The 136th Audio Engineering Society Convention in Europe is set to feature a keynote address from Wieslaw Woszczyk, an internationally recognized audio researcher and educator with leading expertise in emerging technology trends in audio.

The address will be part of the convention’s opening ceremonies, taking place Saturday, April 26. The ceremony will also feature remarks from AES president Sean Olive; AES executive director Bob Moses; convention co-chairs Sascha Spors and Umberto Zanghieri; and awards chair Jan Abildgaard Pedersen.

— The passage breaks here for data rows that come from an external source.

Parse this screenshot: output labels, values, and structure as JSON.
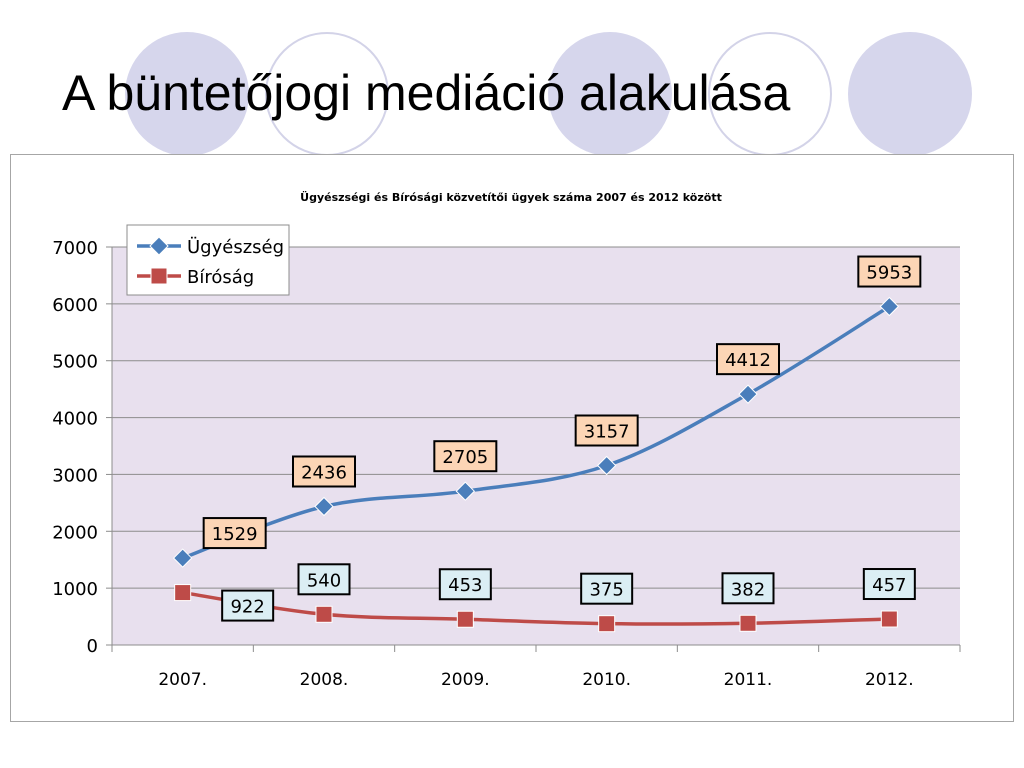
{
  "slide": {
    "title": "A büntetőjogi mediáció alakulása"
  },
  "colors": {
    "plot_background": "#e8e0ee",
    "series_1": "#4a7ebb",
    "series_2": "#be4b48",
    "label_box_1": "#fcd5b5",
    "label_box_2": "#dbeef4",
    "decor_circle": "#d6d6ec"
  },
  "chart_data": {
    "type": "line",
    "title": "Ügyészségi és Bírósági közvetítői ügyek száma 2007 és 2012 között",
    "xlabel": "",
    "ylabel": "",
    "categories": [
      "2007.",
      "2008.",
      "2009.",
      "2010.",
      "2011.",
      "2012."
    ],
    "ylim": [
      0,
      7000
    ],
    "yticks": [
      0,
      1000,
      2000,
      3000,
      4000,
      5000,
      6000,
      7000
    ],
    "grid": true,
    "legend": "top-left",
    "series": [
      {
        "name": "Ügyészség",
        "values": [
          1529,
          2436,
          2705,
          3157,
          4412,
          5953
        ],
        "marker": "diamond",
        "color": "#4a7ebb"
      },
      {
        "name": "Bíróság",
        "values": [
          922,
          540,
          453,
          375,
          382,
          457
        ],
        "marker": "square",
        "color": "#be4b48"
      }
    ]
  }
}
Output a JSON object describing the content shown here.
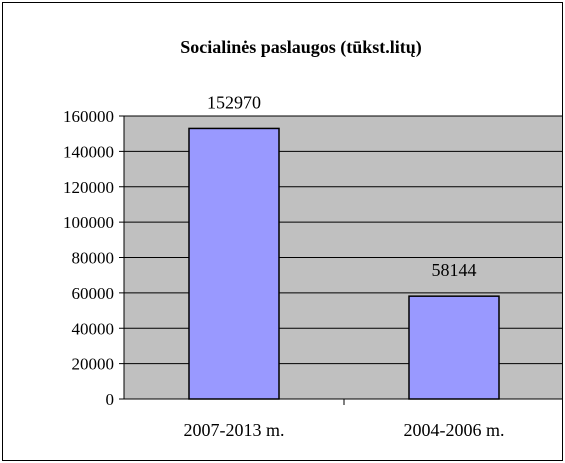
{
  "chart_data": {
    "type": "bar",
    "title": "Socialinės paslaugos (tūkst.litų)",
    "categories": [
      "2007-2013 m.",
      "2004-2006 m."
    ],
    "values": [
      152970,
      58144
    ],
    "data_labels": [
      "152970",
      "58144"
    ],
    "y_ticks": [
      "0",
      "20000",
      "40000",
      "60000",
      "80000",
      "100000",
      "120000",
      "140000",
      "160000"
    ],
    "ylim": [
      0,
      160000
    ],
    "grid": true,
    "legend": "none",
    "colors": {
      "bar_fill": "#9999ff",
      "plot_background": "#c0c0c0",
      "gridline": "#000000"
    }
  }
}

The convention is held April 26 to April 29 at the Estrel Hotel and Convention Center in Berlin, Germany.

Woszczyk holds the James McGill Professor Research Chair position and a full professorship at McGill University, and is the founding director of the Graduate Program in Sound Recording (1978), and founding director of the CIRMMT Centre for Interdisciplinary Research in Music Media and Technology, an inter-university, inter-faculty, interdisciplinary research center established at McGill University in 2001. An AES member since 1976, Woszczyk is a Fellow of the Audio Engineering Society (1996) and the former Chair of its Technical Council (1996-2005), Governor (twice, in 1991-1993 and 2008-2010) and president (2006-2007). He also served on the Review Board of the AES Journal. Woszczyk received the Board of Governors Award in 1991 and a group Citation Award in 2001 for “pioneering the technology enabling collaborative multichannel performance over the broadband internet.”

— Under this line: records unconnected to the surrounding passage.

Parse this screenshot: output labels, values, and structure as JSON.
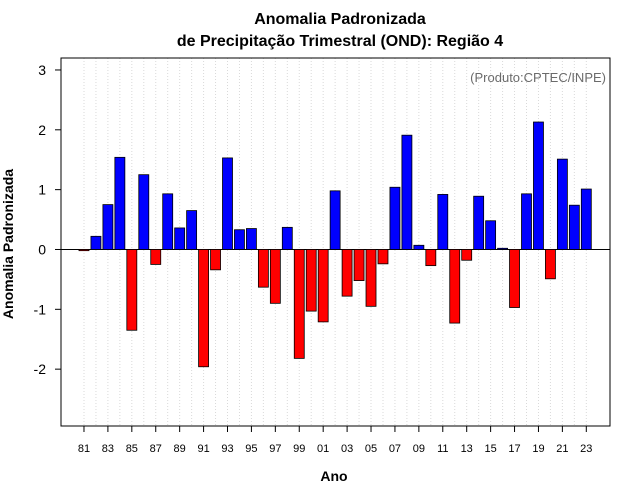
{
  "chart_data": {
    "type": "bar",
    "title": [
      "Anomalia Padronizada",
      "de Precipitação Trimestral (OND): Região 4"
    ],
    "xlabel": "Ano",
    "ylabel": "Anomalia Padronizada",
    "annotation": "(Produto:CPTEC/INPE)",
    "ylim": [
      -2.95,
      3.2
    ],
    "yticks": [
      -2,
      -1,
      0,
      1,
      2,
      3
    ],
    "ytick_labels": [
      "-2",
      "-1",
      "0",
      "1",
      "2",
      "3"
    ],
    "grid": "vertical dotted",
    "positive_color": "#0000ff",
    "negative_color": "#ff0000",
    "categories": [
      "81",
      "82",
      "83",
      "84",
      "85",
      "86",
      "87",
      "88",
      "89",
      "90",
      "91",
      "92",
      "93",
      "94",
      "95",
      "96",
      "97",
      "98",
      "99",
      "00",
      "01",
      "02",
      "03",
      "04",
      "05",
      "06",
      "07",
      "08",
      "09",
      "10",
      "11",
      "12",
      "13",
      "14",
      "15",
      "16",
      "17",
      "18",
      "19",
      "20",
      "21",
      "22",
      "23"
    ],
    "xtick_labels": [
      "81",
      "83",
      "85",
      "87",
      "89",
      "91",
      "93",
      "95",
      "97",
      "99",
      "01",
      "03",
      "05",
      "07",
      "09",
      "11",
      "13",
      "15",
      "17",
      "19",
      "21",
      "23"
    ],
    "values": [
      -0.02,
      0.22,
      0.75,
      1.54,
      -1.35,
      1.25,
      -0.25,
      0.93,
      0.36,
      0.65,
      -1.96,
      -0.34,
      1.53,
      0.33,
      0.35,
      -0.63,
      -0.9,
      0.37,
      -1.82,
      -1.03,
      -1.21,
      0.98,
      -0.78,
      -0.52,
      -0.95,
      -0.24,
      1.04,
      1.91,
      0.07,
      -0.27,
      0.92,
      -1.23,
      -0.18,
      0.89,
      0.48,
      0.02,
      -0.97,
      0.93,
      2.13,
      -0.49,
      1.51,
      0.74,
      1.01
    ]
  }
}
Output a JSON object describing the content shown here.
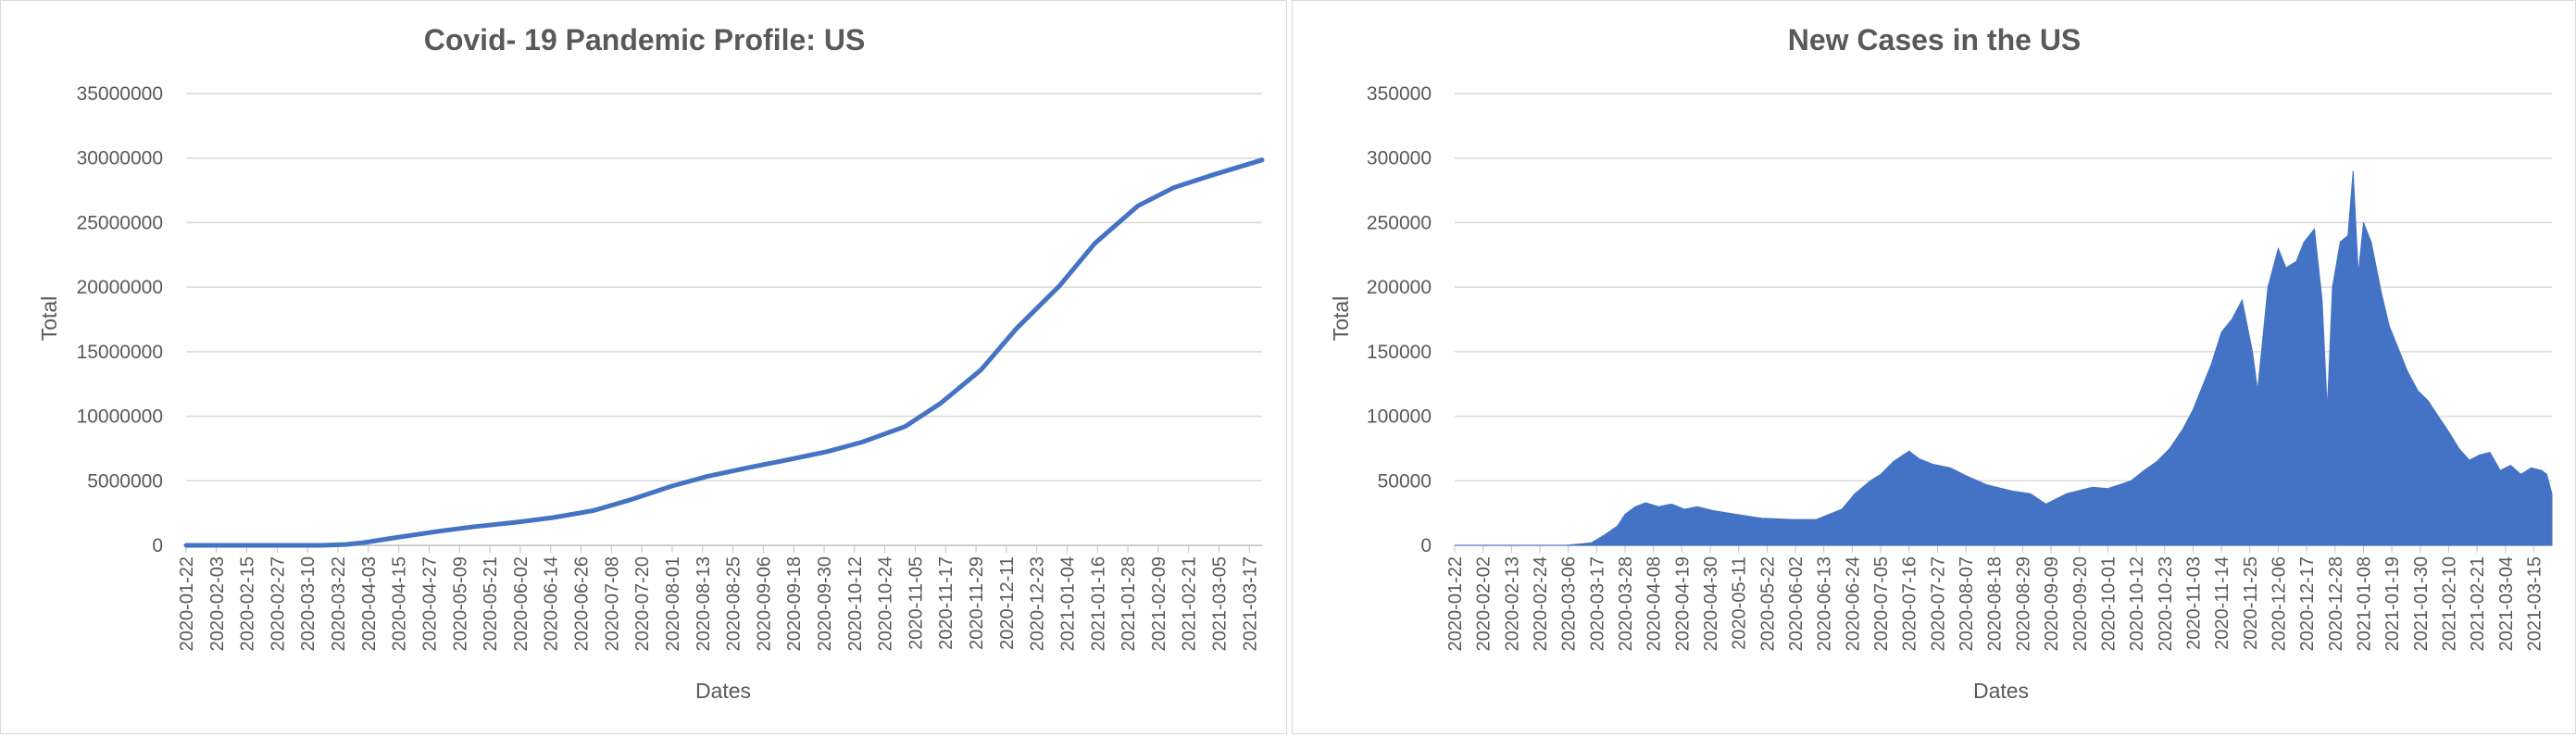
{
  "chart_data": [
    {
      "type": "line",
      "title": "Covid- 19 Pandemic Profile: US",
      "xlabel": "Dates",
      "ylabel": "Total",
      "ylim": [
        0,
        35000000
      ],
      "yticks": [
        "0",
        "5000000",
        "10000000",
        "15000000",
        "20000000",
        "25000000",
        "30000000",
        "35000000"
      ],
      "xticks": [
        "2020-01-22",
        "2020-02-03",
        "2020-02-15",
        "2020-02-27",
        "2020-03-10",
        "2020-03-22",
        "2020-04-03",
        "2020-04-15",
        "2020-04-27",
        "2020-05-09",
        "2020-05-21",
        "2020-06-02",
        "2020-06-14",
        "2020-06-26",
        "2020-07-08",
        "2020-07-20",
        "2020-08-01",
        "2020-08-13",
        "2020-08-25",
        "2020-09-06",
        "2020-09-18",
        "2020-09-30",
        "2020-10-12",
        "2020-10-24",
        "2020-11-05",
        "2020-11-17",
        "2020-11-29",
        "2020-12-11",
        "2020-12-23",
        "2021-01-04",
        "2021-01-16",
        "2021-01-28",
        "2021-02-09",
        "2021-02-21",
        "2021-03-05",
        "2021-03-17"
      ],
      "xrange": [
        "2020-01-22",
        "2021-03-22"
      ],
      "grid": true,
      "color": "#4472c4",
      "series": [
        {
          "x": [
            "2020-01-22",
            "2020-03-01",
            "2020-03-15",
            "2020-03-25",
            "2020-04-01",
            "2020-04-15",
            "2020-05-01",
            "2020-05-15",
            "2020-06-01",
            "2020-06-15",
            "2020-07-01",
            "2020-07-15",
            "2020-08-01",
            "2020-08-15",
            "2020-09-01",
            "2020-09-15",
            "2020-10-01",
            "2020-10-15",
            "2020-11-01",
            "2020-11-15",
            "2020-12-01",
            "2020-12-15",
            "2021-01-01",
            "2021-01-15",
            "2021-02-01",
            "2021-02-15",
            "2021-03-01",
            "2021-03-22"
          ],
          "y": [
            0,
            30,
            3500,
            65000,
            210000,
            640000,
            1100000,
            1450000,
            1800000,
            2150000,
            2700000,
            3500000,
            4600000,
            5350000,
            6050000,
            6600000,
            7250000,
            8000000,
            9200000,
            11000000,
            13600000,
            16800000,
            20100000,
            23400000,
            26300000,
            27700000,
            28600000,
            29850000
          ]
        }
      ]
    },
    {
      "type": "area",
      "title": "New Cases in the US",
      "xlabel": "Dates",
      "ylabel": "Total",
      "ylim": [
        0,
        350000
      ],
      "yticks": [
        "0",
        "50000",
        "100000",
        "150000",
        "200000",
        "250000",
        "300000",
        "350000"
      ],
      "xticks": [
        "2020-01-22",
        "2020-02-02",
        "2020-02-13",
        "2020-02-24",
        "2020-03-06",
        "2020-03-17",
        "2020-03-28",
        "2020-04-08",
        "2020-04-19",
        "2020-04-30",
        "2020-05-11",
        "2020-05-22",
        "2020-06-02",
        "2020-06-13",
        "2020-06-24",
        "2020-07-05",
        "2020-07-16",
        "2020-07-27",
        "2020-08-07",
        "2020-08-18",
        "2020-08-29",
        "2020-09-09",
        "2020-09-20",
        "2020-10-01",
        "2020-10-12",
        "2020-10-23",
        "2020-11-03",
        "2020-11-14",
        "2020-11-25",
        "2020-12-06",
        "2020-12-17",
        "2020-12-28",
        "2021-01-08",
        "2021-01-19",
        "2021-01-30",
        "2021-02-10",
        "2021-02-21",
        "2021-03-04",
        "2021-03-15"
      ],
      "xrange": [
        "2020-01-22",
        "2021-03-22"
      ],
      "grid": true,
      "color": "#4472c4",
      "series": [
        {
          "x": [
            "2020-01-22",
            "2020-03-05",
            "2020-03-15",
            "2020-03-20",
            "2020-03-25",
            "2020-03-28",
            "2020-04-01",
            "2020-04-05",
            "2020-04-10",
            "2020-04-15",
            "2020-04-20",
            "2020-04-25",
            "2020-05-01",
            "2020-05-10",
            "2020-05-20",
            "2020-06-01",
            "2020-06-10",
            "2020-06-20",
            "2020-06-25",
            "2020-07-01",
            "2020-07-05",
            "2020-07-10",
            "2020-07-16",
            "2020-07-20",
            "2020-07-25",
            "2020-08-01",
            "2020-08-07",
            "2020-08-15",
            "2020-08-25",
            "2020-09-01",
            "2020-09-07",
            "2020-09-15",
            "2020-09-25",
            "2020-10-01",
            "2020-10-10",
            "2020-10-15",
            "2020-10-20",
            "2020-10-25",
            "2020-10-30",
            "2020-11-03",
            "2020-11-07",
            "2020-11-10",
            "2020-11-14",
            "2020-11-18",
            "2020-11-22",
            "2020-11-26",
            "2020-11-28",
            "2020-12-02",
            "2020-12-06",
            "2020-12-09",
            "2020-12-13",
            "2020-12-16",
            "2020-12-20",
            "2020-12-23",
            "2020-12-25",
            "2020-12-27",
            "2020-12-30",
            "2021-01-02",
            "2021-01-04",
            "2021-01-06",
            "2021-01-08",
            "2021-01-11",
            "2021-01-15",
            "2021-01-18",
            "2021-01-21",
            "2021-01-25",
            "2021-01-29",
            "2021-02-02",
            "2021-02-06",
            "2021-02-10",
            "2021-02-14",
            "2021-02-18",
            "2021-02-22",
            "2021-02-26",
            "2021-03-02",
            "2021-03-06",
            "2021-03-10",
            "2021-03-14",
            "2021-03-18",
            "2021-03-20",
            "2021-03-22"
          ],
          "y": [
            0,
            0,
            2000,
            8000,
            15000,
            24000,
            30000,
            33000,
            30000,
            32000,
            28000,
            30000,
            27000,
            24000,
            21000,
            20000,
            20000,
            28000,
            40000,
            50000,
            55000,
            65000,
            73000,
            67000,
            63000,
            60000,
            54000,
            47000,
            42000,
            40000,
            32000,
            40000,
            45000,
            44000,
            50000,
            58000,
            65000,
            75000,
            90000,
            105000,
            125000,
            140000,
            165000,
            175000,
            190000,
            150000,
            120000,
            200000,
            230000,
            215000,
            220000,
            235000,
            245000,
            190000,
            105000,
            200000,
            235000,
            240000,
            290000,
            210000,
            250000,
            235000,
            195000,
            170000,
            155000,
            135000,
            120000,
            112000,
            100000,
            88000,
            75000,
            66000,
            70000,
            72000,
            58000,
            62000,
            55000,
            60000,
            58000,
            55000,
            40000
          ]
        }
      ]
    }
  ]
}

“The world of audio is entering a period of renaissance," Woszczyk said. "We are experiencing an unprecedented range of technologies serving artists, producers, and listeners of music and sound. Little remains the same for long in the face of our relentless drive for new discoveries. I would like to present my perspective on the value of human interaction, collaboration and continuing education as a way forward in the quickly transforming world. We should be wary of trying to predict the future, but make our best effort to live fully in the present, observing, exploring, and building relationships. Together, we can refine the course and purpose of our industry, we can venerate the gems of the past yet remain imaginative, open and ready for a fascinating future.”